When I moved here, people asked why I chose this house, this valley. I told them it was because of hiraeth. A longing for home that had ached in my chest all my life, and that disappeared the moment a flock of swallows swept past the living room window. When I read that sentence in Black Narcissus, I felt a bit of hiraeth again. A bit of longing and grief.
If this little valley and its little hills and little trees can inspire such strong feelings of peace and solitude in me every morning as I sit next to the window with my coffee and morning pages, then I can’t imagine how much greater that feeling would be at Mopu.
There was no such thing as privacy at Mopu, every sound was carried through the house and the rooms were built of windows opening on the endless corridors where the servants and workmen came walking by; and yet sometimes there was that sense of emptiness that was almost frightening, as if the house had swallowed everyone; you could walk in it for minutes and meet nobody.
Chapter 7: the palace at Mopu.
It’s impossible to read this novel without relating everything to yourself, your history and thoughts. It’s such a personal book. It reaches right into the souls of the Sisters and brings out what they’ve hidden from themselves, and it reaches into the souls of its readers as well.
This passage in particular hit me with a strong sense of nostalgia for the house I grew up in. Just as Sister Clodagh found her mind always drifting back to her childhood in Ireland, mine went to Wales.
I’ve never read a better description of the feelings of liveliness and emptiness that co-exist in big, remote houses. The workers and the constant noise and movement, and then those moments where the silent universe has invaded the space, or perhaps that you are an invader on the silent universe, and you’re alone, surrounded by others who are also alone.
You’ve probably felt it yourself, maybe walking down a corridor after-hours at college, or through a shopping complex a few minutes after opening. The strange little fear that everyone’s gone, and then the relief that makes you feel silly, when you see someone else walking by, tapping away on their phone. It’s all normal again, all fine, but the moments of silence stay with you.

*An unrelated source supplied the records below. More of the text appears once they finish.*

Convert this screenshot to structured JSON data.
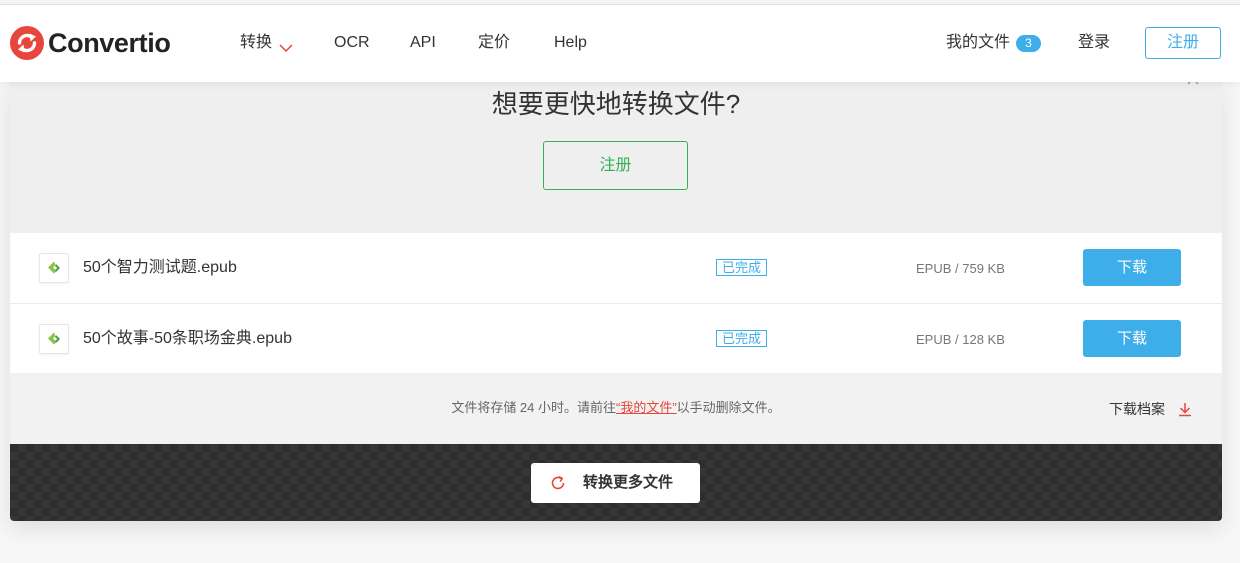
{
  "header": {
    "logo": {
      "text": "Convertio",
      "icon": "convertio-logo-icon"
    },
    "nav": [
      {
        "label": "转换",
        "dropdown_icon": "chevron-down-icon"
      },
      {
        "label": "OCR"
      },
      {
        "label": "API"
      },
      {
        "label": "定价"
      },
      {
        "label": "Help"
      }
    ],
    "my_files": {
      "label": "我的文件",
      "count": "3"
    },
    "login_label": "登录",
    "register_label": "注册"
  },
  "promo": {
    "title": "想要更快地转换文件?",
    "register_label": "注册",
    "close_icon": "close-icon"
  },
  "files": [
    {
      "name": "50个智力测试题.epub",
      "icon": "epub-file-icon",
      "status": "已完成",
      "format_size": "EPUB / 759 KB",
      "download_label": "下载"
    },
    {
      "name": "50个故事-50条职场金典.epub",
      "icon": "epub-file-icon",
      "status": "已完成",
      "format_size": "EPUB / 128 KB",
      "download_label": "下载"
    }
  ],
  "notice": {
    "text_before": "文件将存储 24 小时。请前往",
    "link_text": "“我的文件”",
    "text_after": "以手动删除文件。"
  },
  "download_archive": {
    "label": "下载档案",
    "icon": "download-arrow-icon"
  },
  "convert_more": {
    "label": "转换更多文件",
    "icon": "refresh-icon"
  },
  "colors": {
    "brand_red": "#e8453c",
    "accent_blue": "#3daee9",
    "success_green": "#34b251",
    "dark_bar": "#333333"
  }
}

The light spread, there were long lines of cloud in the sky and presently above them the outline of the snow peaks appeared, cold and hard as if they were made of iron; they turned from black to grey, to white, while the hills were still in darkness.
Chapter 31: sunrise at Mopu.
I just love this. The way the sentence expands upwards and then falls down to the valley. The clouds, which we think of as the highest things, being dwarfed by the mountains looming over them. How the light hits the peaks first, bringing dawn to the mountaintops long before there’s even a grey semblance of light at their feet.
It feels almost holy, and you can understand why mountains have been thought of as gods in many cultures, with their heads bathed in light. Really beautiful.
This is fun. I’m not sure what book I’ll look at next, or if I’ll come back to Black Narcissus and choose three sentences about Ireland, or three sentences about the Sisters. Either way, it’s fun. Thanks for reading!